Avoidants start to look for ways to feel relieved from the suffocation.  
They tend to look for strong stimuli and dependencies such as alcohol, gambling, sex and relationship with multiple women.
Note to Avoidants: I have done all and would not recommend these as they are strong stimuli, which also come with high risks. 
Work and hobbies are “healthier” things to get addicted to.  I understand that you chase self-destruction, but I know that you would regret it later (I used to feel so).  It is best to manage your stress with healthy activities.
Avoidants focus on keeping distance from their Anxious partner by getting addicted to something.  This is to escape from the control of Anxious partners.
Anxious partners are depressed, feeling completely abandoned by the Avoidants during this stage, but Avoidants are also trying to escape from their past pains. 

Cycle 6: going back to the Anxious partner (or finding a new partner) as being scared of getting abandoned or feeling guilty

Once having a good distance from their Anxious partner,
Avoidants start to feel stable.  Once their mind is stable, they start to feel two emotions (this is likely the reason why your Avoidant partner comes back to you).
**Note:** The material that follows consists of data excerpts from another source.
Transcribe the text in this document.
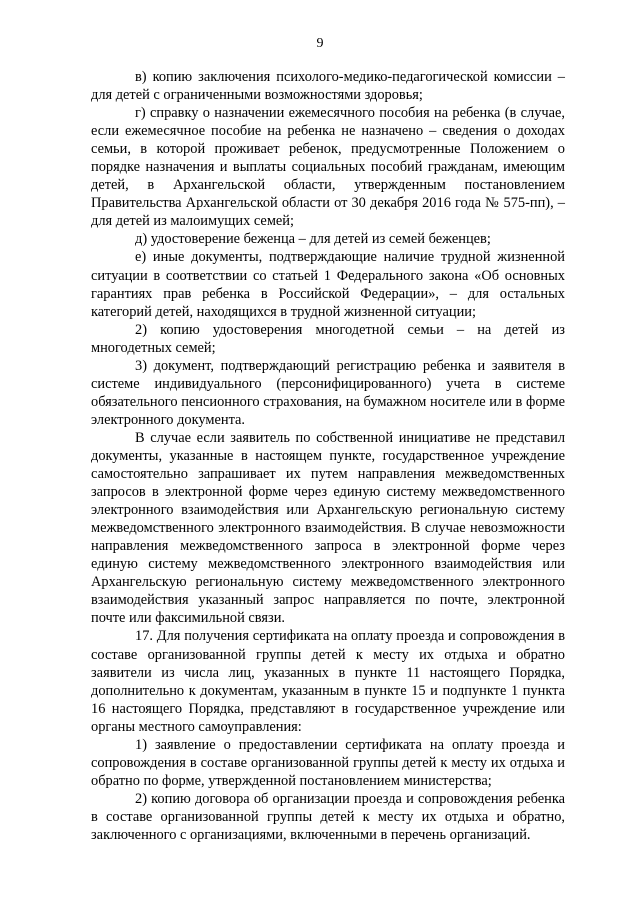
9

в) копию заключения психолого-медико-педагогической комиссии – для детей с ограниченными возможностями здоровья;

г) справку о назначении ежемесячного пособия на ребенка (в случае, если ежемесячное пособие на ребенка не назначено – сведения о доходах семьи, в которой проживает ребенок, предусмотренные Положением о порядке назначения и выплаты социальных пособий гражданам, имеющим детей, в Архангельской области, утвержденным постановлением Правительства Архангельской области от 30 декабря 2016 года № 575-пп), – для детей из малоимущих семей;

д) удостоверение беженца – для детей из семей беженцев;

е) иные документы, подтверждающие наличие трудной жизненной ситуации в соответствии со статьей 1 Федерального закона «Об основных гарантиях прав ребенка в Российской Федерации», – для остальных категорий детей, находящихся в трудной жизненной ситуации;

2) копию удостоверения многодетной семьи – на детей из многодетных семей;

3) документ, подтверждающий регистрацию ребенка и заявителя в системе индивидуального (персонифицированного) учета в системе обязательного пенсионного страхования, на бумажном носителе или в форме электронного документа.

В случае если заявитель по собственной инициативе не представил документы, указанные в настоящем пункте, государственное учреждение самостоятельно запрашивает их путем направления межведомственных запросов в электронной форме через единую систему межведомственного электронного взаимодействия или Архангельскую региональную систему межведомственного электронного взаимодействия. В случае невозможности направления межведомственного запроса в электронной форме через единую систему межведомственного электронного взаимодействия или Архангельскую региональную систему межведомственного электронного взаимодействия указанный запрос направляется по почте, электронной почте или факсимильной связи.

17. Для получения сертификата на оплату проезда и сопровождения в составе организованной группы детей к месту их отдыха и обратно заявители из числа лиц, указанных в пункте 11 настоящего Порядка, дополнительно к документам, указанным в пункте 15 и подпункте 1 пункта 16 настоящего Порядка, представляют в государственное учреждение или органы местного самоуправления:

1) заявление о предоставлении сертификата на оплату проезда и сопровождения в составе организованной группы детей к месту их отдыха и обратно по форме, утвержденной постановлением министерства;

2) копию договора об организации проезда и сопровождения ребенка в составе организованной группы детей к месту их отдыха и обратно, заключенного с организациями, включенными в перечень организаций.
1. Feeling guilty => possibility of him coming back

Avoidants are feeling guilty that they abandoned their Anxious partner.  They may contact the Anxious partner and ask to get back together as their Avoidant symptoms are softened after having a distance.
In my case, I was also feeling guilty and wanted to contact her when my symptoms calmed down.

2. Scared of abandonment

Avoidants are also scared of being abandoned as Anxious do.  Although they are the one who pushed their partner away, they feel lonely and sad once they feel that their partner really left them (I know that this is completely selfish, but I need to admit I felt so).
Avoidants do not want to get completely abandoned, thus they may reach out to their partner or find a new Anxious person.
Either with the same or new person, they will go back to Cycle 1.
This is the 6-step relationship cycle for Avoidants. 
 Summary
I, as an ex-Avoidant, wanted to explain the 6 steps, sharing my true feelings.
This cycle happens to Avoidants even if changing a partner.
First, they get attracted to the partner feeling that this was their destiny.
They quickly come to their happiness peak and suddenly face the end.
Anxious partners get so shocked as their Avoidant partners suddenly get cold.  As you were so happy, you get hurt by the sudden changes.
However, again, Avoidants also do not know why and get hurt.  As much as you are under the pain of feeling abandoned, Anxious also feel strong pains and try to escape from their past issues.  In order to escape from the unexplainable fear and suffocation, they need to keep a distance from you.  It is very hard for Avoidants as this is normally not understood by others.